They may only be little things, but there are things that connect us even when we are apart. Things that remind me of when P was here. Like sand in my car, a hair on the car seat, her smell on my pillow. The one main reminder of her is located in my airing cupboard. It's her kneeling cushion. It's fluffy and a light brown colour. A neat square of kneeling perfection. When P departed after our first weekend, she accidentally left the cushion behind. I emailed her to ask if she had left it on purpose and P replied that she had completely forgotten to take it with her. However we were both glad she had. It was something tangible, something real that I could touch, hold and snuggle into whenever I missed her. And I admit I missed her, a lot.
I found that having the cushion out in plain sight made the absence worse. The reminder was too much to bear. So I put the cushion away in the airing cupboard. Out of sight, out of mind. And so it was for a couple of weeks. Until P & I set our next date, Easter and she would be able to stay with me for over a week. A luxury for both of us. I was missing P in so many different ways. First as my friend. The weekend we spent together had enabled us to spend precious time together. We went out for drives along the coast, long walks on beaches, shopped together, ate and drank together. Laughed, shared stories and watched favourite films together. Bonding on a different level entirely compared to the D/s relationship.

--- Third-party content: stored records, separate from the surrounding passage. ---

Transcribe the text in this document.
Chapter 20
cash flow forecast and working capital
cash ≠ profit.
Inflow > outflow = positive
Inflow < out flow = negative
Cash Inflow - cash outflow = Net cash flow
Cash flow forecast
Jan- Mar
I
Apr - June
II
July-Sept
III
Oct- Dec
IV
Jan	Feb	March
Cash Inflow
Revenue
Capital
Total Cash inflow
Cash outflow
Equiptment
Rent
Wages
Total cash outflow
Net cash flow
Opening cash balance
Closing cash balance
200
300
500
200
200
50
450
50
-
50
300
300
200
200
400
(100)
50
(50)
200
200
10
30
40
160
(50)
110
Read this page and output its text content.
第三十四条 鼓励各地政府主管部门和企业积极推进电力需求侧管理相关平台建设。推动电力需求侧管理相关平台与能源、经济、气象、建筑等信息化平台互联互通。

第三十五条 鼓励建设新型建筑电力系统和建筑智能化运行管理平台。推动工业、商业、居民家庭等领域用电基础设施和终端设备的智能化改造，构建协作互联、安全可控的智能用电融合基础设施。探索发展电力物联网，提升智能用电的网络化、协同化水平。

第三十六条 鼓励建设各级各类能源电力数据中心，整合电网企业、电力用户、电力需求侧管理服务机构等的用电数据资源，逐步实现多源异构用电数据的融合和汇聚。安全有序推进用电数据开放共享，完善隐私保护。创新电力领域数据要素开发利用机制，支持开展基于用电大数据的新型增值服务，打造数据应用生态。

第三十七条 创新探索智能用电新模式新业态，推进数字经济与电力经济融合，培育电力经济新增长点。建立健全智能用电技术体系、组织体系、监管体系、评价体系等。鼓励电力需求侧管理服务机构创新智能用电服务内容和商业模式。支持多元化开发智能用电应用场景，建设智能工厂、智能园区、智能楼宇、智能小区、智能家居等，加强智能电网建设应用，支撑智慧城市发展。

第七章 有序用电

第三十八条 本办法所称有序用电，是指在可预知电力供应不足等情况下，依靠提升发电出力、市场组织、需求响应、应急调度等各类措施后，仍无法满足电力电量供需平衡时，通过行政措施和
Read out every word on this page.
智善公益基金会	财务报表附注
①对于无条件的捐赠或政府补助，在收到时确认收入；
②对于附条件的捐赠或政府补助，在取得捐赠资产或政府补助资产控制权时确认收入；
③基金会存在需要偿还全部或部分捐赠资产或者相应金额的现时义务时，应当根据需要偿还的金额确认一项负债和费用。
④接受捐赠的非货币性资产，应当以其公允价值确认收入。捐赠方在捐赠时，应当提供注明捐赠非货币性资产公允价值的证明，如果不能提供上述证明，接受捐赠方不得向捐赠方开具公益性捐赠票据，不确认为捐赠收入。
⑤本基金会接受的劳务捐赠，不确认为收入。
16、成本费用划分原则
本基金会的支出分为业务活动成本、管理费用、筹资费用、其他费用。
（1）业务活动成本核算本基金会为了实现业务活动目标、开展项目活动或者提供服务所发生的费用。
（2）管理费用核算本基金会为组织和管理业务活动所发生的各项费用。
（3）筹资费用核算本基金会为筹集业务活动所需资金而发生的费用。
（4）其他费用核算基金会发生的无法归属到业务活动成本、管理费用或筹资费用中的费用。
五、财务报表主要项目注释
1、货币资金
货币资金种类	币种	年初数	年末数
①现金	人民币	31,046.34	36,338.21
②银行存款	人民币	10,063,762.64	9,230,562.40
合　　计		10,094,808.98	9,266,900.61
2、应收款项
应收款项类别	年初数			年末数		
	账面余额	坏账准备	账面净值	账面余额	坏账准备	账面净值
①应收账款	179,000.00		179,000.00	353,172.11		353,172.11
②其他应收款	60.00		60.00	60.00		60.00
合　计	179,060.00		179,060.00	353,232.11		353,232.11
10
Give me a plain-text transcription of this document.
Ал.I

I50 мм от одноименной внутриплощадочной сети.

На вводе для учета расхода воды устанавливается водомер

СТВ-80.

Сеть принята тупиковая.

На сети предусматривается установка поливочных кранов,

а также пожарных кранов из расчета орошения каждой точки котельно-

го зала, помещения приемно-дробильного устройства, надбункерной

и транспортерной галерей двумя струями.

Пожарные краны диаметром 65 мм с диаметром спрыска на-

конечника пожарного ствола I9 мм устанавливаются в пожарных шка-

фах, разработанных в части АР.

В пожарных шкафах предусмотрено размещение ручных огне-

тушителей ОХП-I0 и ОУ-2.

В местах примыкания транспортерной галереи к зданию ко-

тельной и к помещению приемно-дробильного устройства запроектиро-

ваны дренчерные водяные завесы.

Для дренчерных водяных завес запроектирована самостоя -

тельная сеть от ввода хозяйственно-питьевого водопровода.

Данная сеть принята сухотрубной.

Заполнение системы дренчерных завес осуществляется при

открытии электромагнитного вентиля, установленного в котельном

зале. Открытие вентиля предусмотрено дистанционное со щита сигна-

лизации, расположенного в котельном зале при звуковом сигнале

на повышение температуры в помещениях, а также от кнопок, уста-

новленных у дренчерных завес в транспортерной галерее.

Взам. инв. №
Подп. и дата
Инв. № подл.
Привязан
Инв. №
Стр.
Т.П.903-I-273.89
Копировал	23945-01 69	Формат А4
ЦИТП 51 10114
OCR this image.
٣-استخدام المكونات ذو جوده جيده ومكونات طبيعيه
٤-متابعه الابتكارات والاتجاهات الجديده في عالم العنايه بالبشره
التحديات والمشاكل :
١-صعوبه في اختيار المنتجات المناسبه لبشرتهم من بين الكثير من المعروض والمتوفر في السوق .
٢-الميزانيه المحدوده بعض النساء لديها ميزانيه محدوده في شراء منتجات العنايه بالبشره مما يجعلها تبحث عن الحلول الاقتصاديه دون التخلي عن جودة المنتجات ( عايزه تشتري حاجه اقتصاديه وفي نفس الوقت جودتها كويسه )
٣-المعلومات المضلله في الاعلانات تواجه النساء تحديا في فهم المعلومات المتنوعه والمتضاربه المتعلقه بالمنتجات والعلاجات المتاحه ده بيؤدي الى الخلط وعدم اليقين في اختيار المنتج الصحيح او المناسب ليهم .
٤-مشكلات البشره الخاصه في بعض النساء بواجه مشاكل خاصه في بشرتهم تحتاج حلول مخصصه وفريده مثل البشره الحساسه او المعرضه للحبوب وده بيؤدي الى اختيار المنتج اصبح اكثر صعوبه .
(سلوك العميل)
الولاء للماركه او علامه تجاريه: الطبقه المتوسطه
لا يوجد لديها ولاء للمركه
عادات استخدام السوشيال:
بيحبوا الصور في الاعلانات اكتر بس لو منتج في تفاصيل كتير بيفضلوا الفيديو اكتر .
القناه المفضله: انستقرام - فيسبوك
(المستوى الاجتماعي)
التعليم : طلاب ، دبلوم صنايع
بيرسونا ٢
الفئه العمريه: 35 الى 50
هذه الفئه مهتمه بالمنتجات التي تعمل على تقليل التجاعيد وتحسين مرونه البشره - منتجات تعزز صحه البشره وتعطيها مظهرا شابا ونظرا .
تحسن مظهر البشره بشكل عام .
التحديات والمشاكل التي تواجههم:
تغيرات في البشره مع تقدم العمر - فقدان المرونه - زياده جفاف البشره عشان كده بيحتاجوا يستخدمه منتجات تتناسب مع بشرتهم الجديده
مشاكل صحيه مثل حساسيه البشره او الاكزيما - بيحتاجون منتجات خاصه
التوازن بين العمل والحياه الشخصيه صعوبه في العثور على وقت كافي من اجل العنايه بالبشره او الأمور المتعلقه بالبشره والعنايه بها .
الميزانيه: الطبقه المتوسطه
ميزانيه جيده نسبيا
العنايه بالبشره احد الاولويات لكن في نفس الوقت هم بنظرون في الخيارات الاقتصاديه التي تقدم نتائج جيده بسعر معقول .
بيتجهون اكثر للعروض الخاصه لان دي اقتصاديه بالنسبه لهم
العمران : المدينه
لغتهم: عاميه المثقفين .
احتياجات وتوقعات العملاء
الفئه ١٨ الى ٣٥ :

As her Domme, the relationship had only just started. But my heart already ached for her. Inside there was a hole in my soul. I was missing a vital link, a part of me had departed and we were separated by miles and miles and miles. I missed her presence, her submissive soul, her entire being. I was almost bereft and I cried many tears in the first few days after she left. I wasn't prepared for such an emotional response. I knew that I would have to overcome this melancholy otherwise it would impinge on real life.
Once a new date had been set, I looked at the cushion more often. Then I began to take it out and hold it. I could feel P's presence on it and it made my Domme heart sing. So I kept putting it back. Until the day before she returned, then I removed it and placed it on what would be her bed for the duration of her stay. Where it should be, waiting for her to return.
P always leaves the cushion behind now. She discovered that it wasn't quite sufficient for her kneeling needs and is currently seeking a new one. But nothing will ever replace that cushion. She knows it helps me to get through the days and weeks until we meet again. I have struggled with the emotions within me when we are apart and gradually found ways to adapt so that I can carry on with real life and yet look forward to the next meetings rather than look back with sadness at the time lost.
There are so many reminders of her when she isn't here. And they linger for days after she has gone. But the cushion is a permanent reminder and will always be here, waiting for when she returns.